Amoxtli · AMX-2026-01
¿Seguridad de quién?
Cuando el Estado mexicano declara que un asunto es de seguridad nacional, ese asunto sale del debate público. La pregunta que casi no nos hacemos es quién puede revisar esa decisión.
Leopoldo Bassoco Nova
Contador y maestro en administración pública
Contenido
- La tensión vive dentro de un solo artículo
- Cuando la respuesta se resuelve del lado equivocado
- Nombrar no describe: habilita
- Dos categorías, dos errores simétricos
- El límite que sí está escrito
- La palabra que no aparece
- La objeción, y por qué no alcanza
- No hace falta una ley nueva
- Una pregunta que dejo abierta
- Fuentes
En 2019, a iniciativa del Ejecutivo Federal, el Congreso agregó los delitos fiscales al catálogo de amenazas a la seguridad nacional. Defraudar al fisco quedó, por decisión legislativa, en la misma lista que el espionaje, el sabotaje y el terrorismo. Tres años después, la Suprema Corte invalidó esa reforma.
Lo que me interesa de ese episodio no es el desenlace. Es lo que ocurrió mientras duró, y lo que revela sobre el mecanismo.
Porque cuando el Estado declara que algo es de seguridad nacional, ese algo cambia de régimen. Se define cómo se aborda, qué medidas proceden, qué se reserva. Y deja de estar abierto al debate público. El problema no es que el Estado reserve —hay razones legítimas para hacerlo, y volveré sobre ellas—. El problema es que, una vez reservado, no hay seguimiento ni evaluación posibles desde fuera. Y una relación que no puede medirse ni revisarse se vuelve leonina.

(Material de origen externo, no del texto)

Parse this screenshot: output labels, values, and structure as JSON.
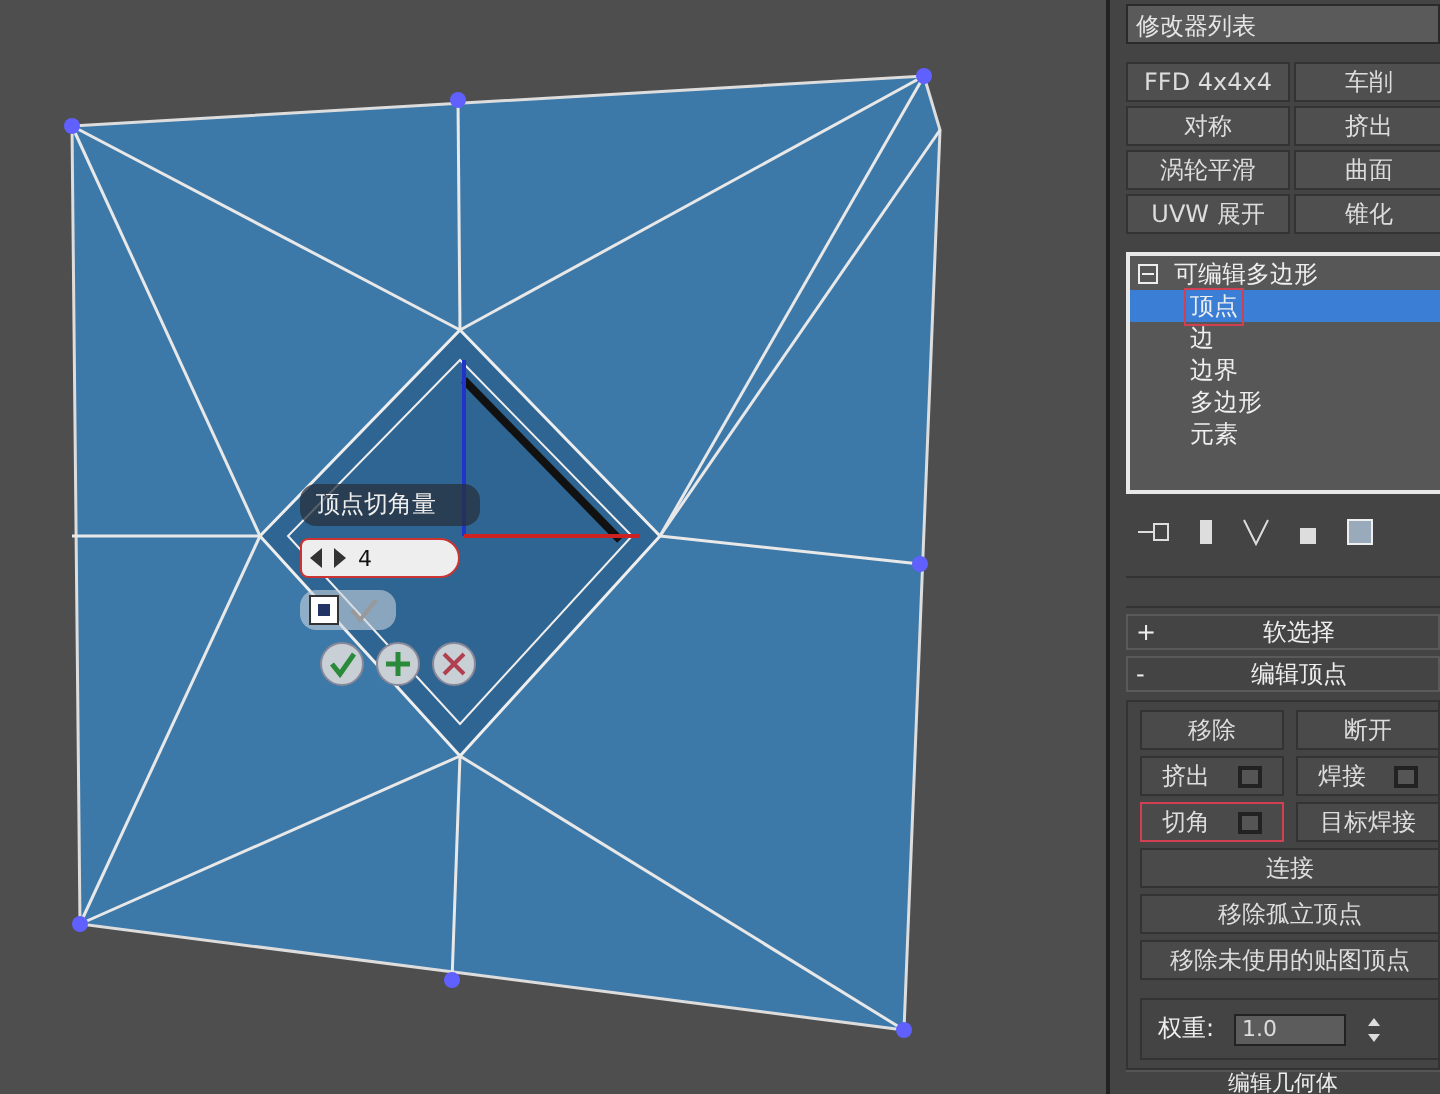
{
  "modifier_list": {
    "label": "修改器列表"
  },
  "modifier_buttons": [
    "FFD 4x4x4",
    "车削",
    "对称",
    "挤出",
    "涡轮平滑",
    "曲面",
    "UVW 展开",
    "锥化"
  ],
  "stack": {
    "label": "可编辑多边形",
    "expanded": true,
    "children": [
      {
        "label": "顶点",
        "selected": true
      },
      {
        "label": "边",
        "selected": false
      },
      {
        "label": "边界",
        "selected": false
      },
      {
        "label": "多边形",
        "selected": false
      },
      {
        "label": "元素",
        "selected": false
      }
    ]
  },
  "caddy": {
    "title": "顶点切角量",
    "value": "4"
  },
  "rollouts": [
    {
      "sign": "+",
      "title": "软选择"
    },
    {
      "sign": "-",
      "title": "编辑顶点"
    }
  ],
  "edit_vertices": {
    "buttons": [
      {
        "label": "移除",
        "kind": "plain",
        "highlighted": false
      },
      {
        "label": "断开",
        "kind": "plain",
        "highlighted": false
      },
      {
        "label": "挤出",
        "kind": "settings",
        "highlighted": false
      },
      {
        "label": "焊接",
        "kind": "settings",
        "highlighted": false
      },
      {
        "label": "切角",
        "kind": "settings",
        "highlighted": true
      },
      {
        "label": "目标焊接",
        "kind": "plain",
        "highlighted": false
      },
      {
        "label": "连接",
        "kind": "wide",
        "highlighted": false
      },
      {
        "label": "移除孤立顶点",
        "kind": "wide",
        "highlighted": false
      },
      {
        "label": "移除未使用的贴图顶点",
        "kind": "wide",
        "highlighted": false
      }
    ],
    "weight": {
      "label": "权重:",
      "value": "1.0"
    }
  },
  "next_rollout": {
    "title": "编辑几何体"
  }
}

Nótese qué es exactamente lo que se restringe. No la libertad de actuar del individuo, sino su posibilidad de saber qué ocurre en su comunidad. Y cuando la comunidad deja de saber, deja de tener razones para sostener al Estado que la protege.
De ahí la pregunta que guía este ensayo: ¿qué protege el Estado mexicano cuando invoca la seguridad nacional, quién decide qué ingresa en esa categoría y bajo qué controles?
Mi tesis es que la seguridad nacional no puede evaluarse sólo por lo que protege, sino por cómo, cuándo y bajo qué controles se decide qué protege.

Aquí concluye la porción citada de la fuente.